Steps organizations can take for a successful and secure charitable season

By Eric Spacek, assistant vice president – Risk Control, at Church Mutual Insurance Company, S.I.

GivingTuesday was created 10 years ago to encourage people to do good. During this annual celebration the Tuesday after Thanksgiving, Americans provide to nonprofits they believe in.
In 2021, the GivingTuesday Data Commons estimates 35 million adults participated in GivingTuesday, giving $2.7 billion. This year, Whole Whale estimates GivingTuesday will net $3.2 billion and surpass 2021’s record-breaking year.

The expected increase in giving is good news for churches.
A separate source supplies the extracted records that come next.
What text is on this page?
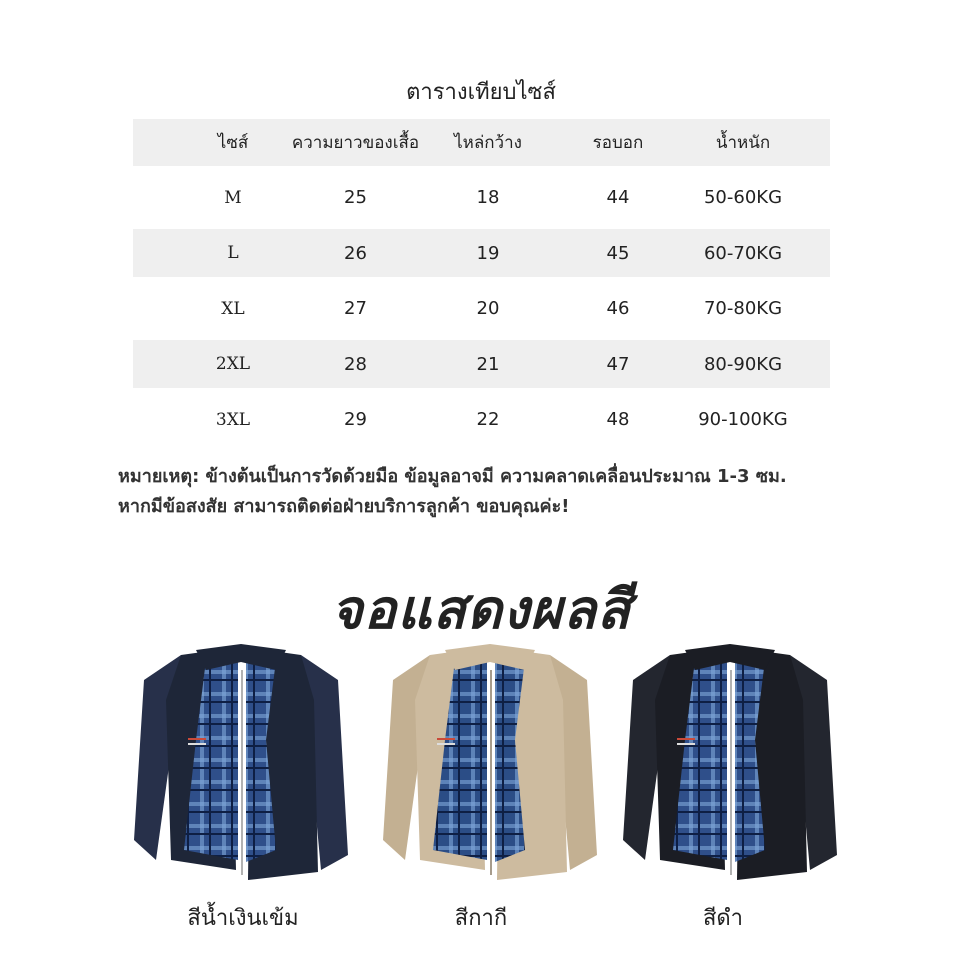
ตารางเทียบไซส์
ไซส์	ความยาวของเสื้อ	ไหล่กว้าง	รอบอก	น้ำหนัก
M	25	18	44	50-60KG
L	26	19	45	60-70KG
XL	27	20	46	70-80KG
2XL	28	21	47	80-90KG
3XL	29	22	48	90-100KG
หมายเหตุ: ข้างต้นเป็นการวัดด้วยมือ ข้อมูลอาจมี ความคลาดเคลื่อนประมาณ 1-3 ซม.
หากมีข้อสงสัย สามารถติดต่อฝ่ายบริการลูกค้า ขอบคุณค่ะ!
จอแสดงผลสี
สีน้ำเงินเข้ม	สีกากี	สีดำ
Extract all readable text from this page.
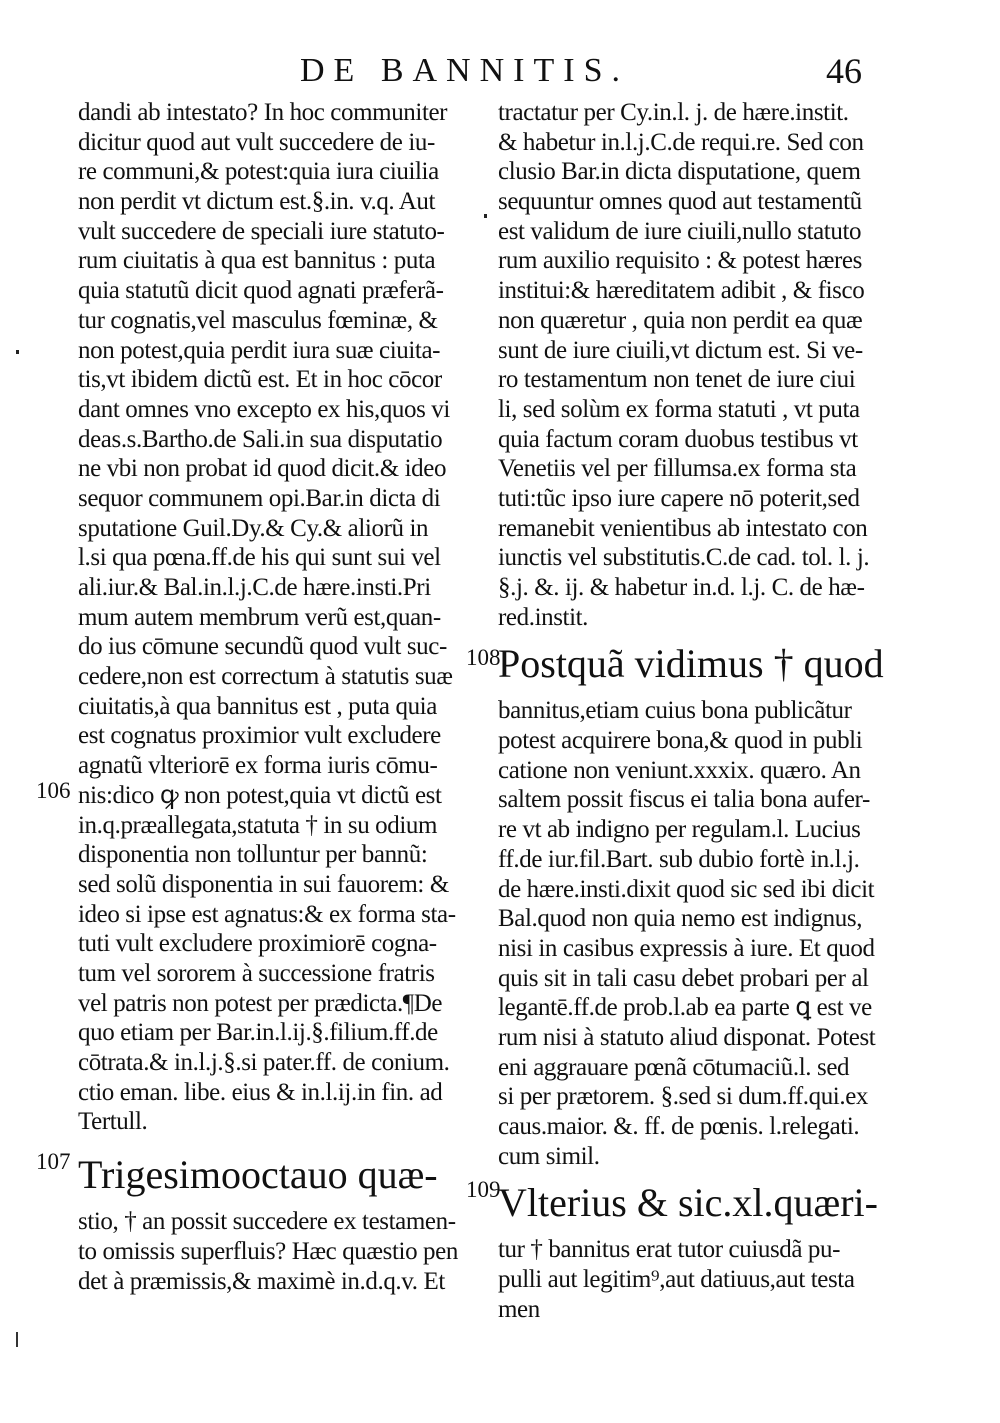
DE BANNITIS.	46
dandi ab intestato? In hoc communiter
dicitur quod aut vult succedere de iu-
re communi,& potest:quia iura ciuilia
non perdit vt dictum est.§.in. v.q. Aut
vult succedere de speciali iure statuto-
rum ciuitatis à qua est bannitus : puta
quia statutũ dicit quod agnati præferã-
tur cognatis,vel masculus fœminæ, &
non potest,quia perdit iura suæ ciuita-
tis,vt ibidem dictũ est. Et in hoc cōcor
dant omnes vno excepto ex his,quos vi
deas.s.Bartho.de Sali.in sua disputatio
ne vbi non probat id quod dicit.& ideo
sequor communem opi.Bar.in dicta di
sputatione Guil.Dy.& Cy.& aliorũ in
l.si qua pœna.ff.de his qui sunt sui vel
ali.iur.& Bal.in.l.j.C.de hære.insti.Pri
mum autem membrum verũ est,quan-
do ius cōmune secundũ quod vult suc-
cedere,non est correctum à statutis suæ
ciuitatis,à qua bannitus est , puta quia
est cognatus proximior vult excludere
agnatũ vlteriorē ex forma iuris cōmu-
nis:dico ꝙ non potest,quia vt dictũ est
in.q.præallegata,statuta † in su odium
disponentia non tolluntur per bannũ:
sed solũ disponentia in sui fauorem: &
ideo si ipse est agnatus:& ex forma sta-
tuti vult excludere proximiorē cogna-
tum vel sororem à successione fratris
vel patris non potest per prædicta.¶De
quo etiam per Bar.in.l.ij.§.filium.ff.de
cōtrata.& in.l.j.§.si pater.ff. de conium.
ctio eman. libe. eius & in.l.ij.in fin. ad
Tertull.
Trigesimooctauo quæ-
stio, † an possit succedere ex testamen-
to omissis superfluis? Hæc quæstio pen
det à præmissis,& maximè in.d.q.v. Et
tractatur per Cy.in.l. j. de hære.instit.
& habetur in.l.j.C.de requi.re. Sed con
clusio Bar.in dicta disputatione, quem
sequuntur omnes quod aut testamentũ
est validum de iure ciuili,nullo statuto
rum auxilio requisito : & potest hæres
institui:& hæreditatem adibit , & fisco
non quæretur , quia non perdit ea quæ
sunt de iure ciuili,vt dictum est. Si ve-
ro testamentum non tenet de iure ciui
li, sed solùm ex forma statuti , vt puta
quia factum coram duobus testibus vt
Venetiis vel per fillumsa.ex forma sta
tuti:tũc ipso iure capere nō poterit,sed
remanebit venientibus ab intestato con
iunctis vel substitutis.C.de cad. tol. l. j.
§.j. &. ij. & habetur in.d. l.j. C. de hæ-
red.instit.
Postquã vidimus † quod
bannitus,etiam cuius bona publicãtur
potest acquirere bona,& quod in publi
catione non veniunt.xxxix. quæro. An
saltem possit fiscus ei talia bona aufer-
re vt ab indigno per regulam.l. Lucius
ff.de iur.fil.Bart. sub dubio fortè in.l.j.
de hære.insti.dixit quod sic sed ibi dicit
Bal.quod non quia nemo est indignus,
nisi in casibus expressis à iure. Et quod
quis sit in tali casu debet probari per al
legantē.ff.de prob.l.ab ea parte ꝗ est ve
rum nisi à statuto aliud disponat. Potest
eni aggrauare pœnã cōtumaciũ.l. sed
si per prætorem. §.sed si dum.ff.qui.ex
caus.maior. &. ff. de pœnis. l.relegati.
cum simil.
Vlterius & sic.xl.quæri-
tur † bannitus erat tutor cuiusdã pu-
pulli aut legitim⁹,aut datiuus,aut testa
men
106
107
108
109
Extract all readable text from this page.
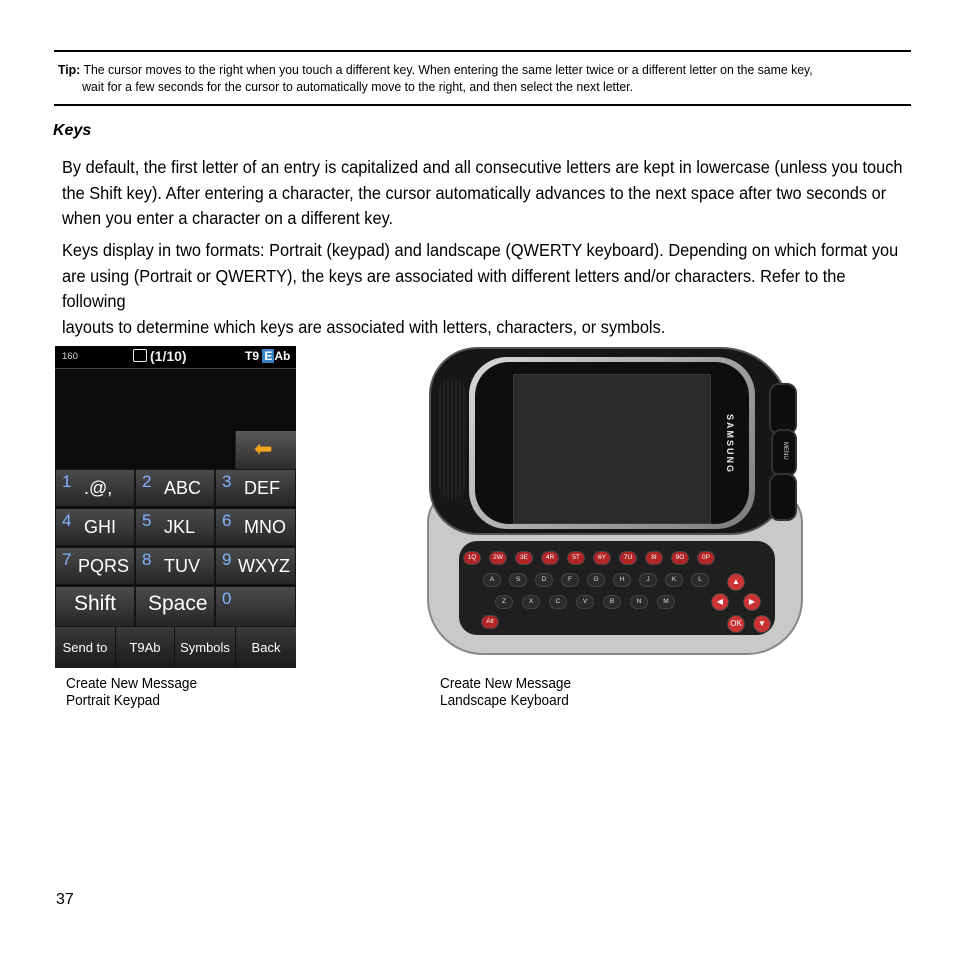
Tip: The cursor moves to the right when you touch a different key. When entering the same letter twice or a different letter on the same key,
wait for a few seconds for the cursor to automatically move to the right, and then select the next letter.
Keys
By default, the first letter of an entry is capitalized and all consecutive letters are kept in lowercase (unless you touch
the Shift key). After entering a character, the cursor automatically advances to the next space after two seconds or
when you enter a character on a different key.
Keys display in two formats: Portrait (keypad) and landscape (QWERTY keyboard). Depending on which format you
are using (Portrait or QWERTY), the keys are associated with different letters and/or characters. Refer to the following
layouts to determine which keys are associated with letters, characters, or symbols.
160	(1/10)	T9 E Ab
⬅
1 .@, 2 ABC 3 DEF
4 GHI 5 JKL 6 MNO
7 PQRS 8 TUV 9 WXYZ
Shift Space 0
Send to	T9Ab	Symbols	Back
Create New Message
Portrait Keypad
1Q	2W	3E	4R	5T	6Y	7U	8I	9O	0P
A	S	D	F	G	H	J	K	L
Z	X	C	V	B	N	M
Alt	OK
▲
◀	▶
▼
SAMSUNG	MENU
Create New Message
Landscape Keyboard
37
However, since more than 90% of larger churches accept online giving, cyber-theft becomes a risk.

Eric Spacek, assistant vice president – Risk Control at Church Mutual Insurance Company, S.I. (a stock insurer)1, offers ways to keep your congregation’s finances safe.

Cybersecurity can feel overwhelming, how can organizations remember it all?

Houses of worship and other nonprofits are prime targets for thieves who want to access members’ personal and financial information. Thankfully, if you can remember “CESA,” you’ve taken the first steps to cybersecurity.

  • Communication – How many of your members know all the methods people can use to give to your church? Frequently and repetitively communicating this can increase giving, and members will be more likely to identify a potential scam.
  • Education – Designate a point of contact for donations. Educate your members on how to spot fraudulent requests and to report them.
  • Smart – Keep up to date on the most common cybercrime tactics. Phishing (email) and smishing (text message) – sending what look like reputable messages to collect credit card or other personal information – remains among the top methods used by attackers. They prey on emotions to garner a response. Ransomware will hold your computer files for ransom, and you must pay the attacker to regain access to your information.
  • Action – Put cybersecurity measures into practice through existing tools and providers.

Are there easy action steps churches can take right away?

There are many ways houses of worship can fight back against cybercrime.

  • Password protection – Easy-to-guess passwords make it easier to hack your system. Do NOT use information that’s easy to find, like a birthday or address. Instead, use a series of words with symbols and numbers replacing letters.
  • Restrict access to your network – When an employee or volunteer leaves, immediately disable their access and change passwords. Only people who need to use the system should have access credentials.
  • Maintain network security – Require guests to ask for permission to use your network with a password. Set your network to lock out accounts after multiple unsuccessful attempts and use firewalls and encryption to restrict access to data.
  • Back up critical information – Ransomware can destroy your data. Regularly back up your data and keep the backup separate from your online data and files.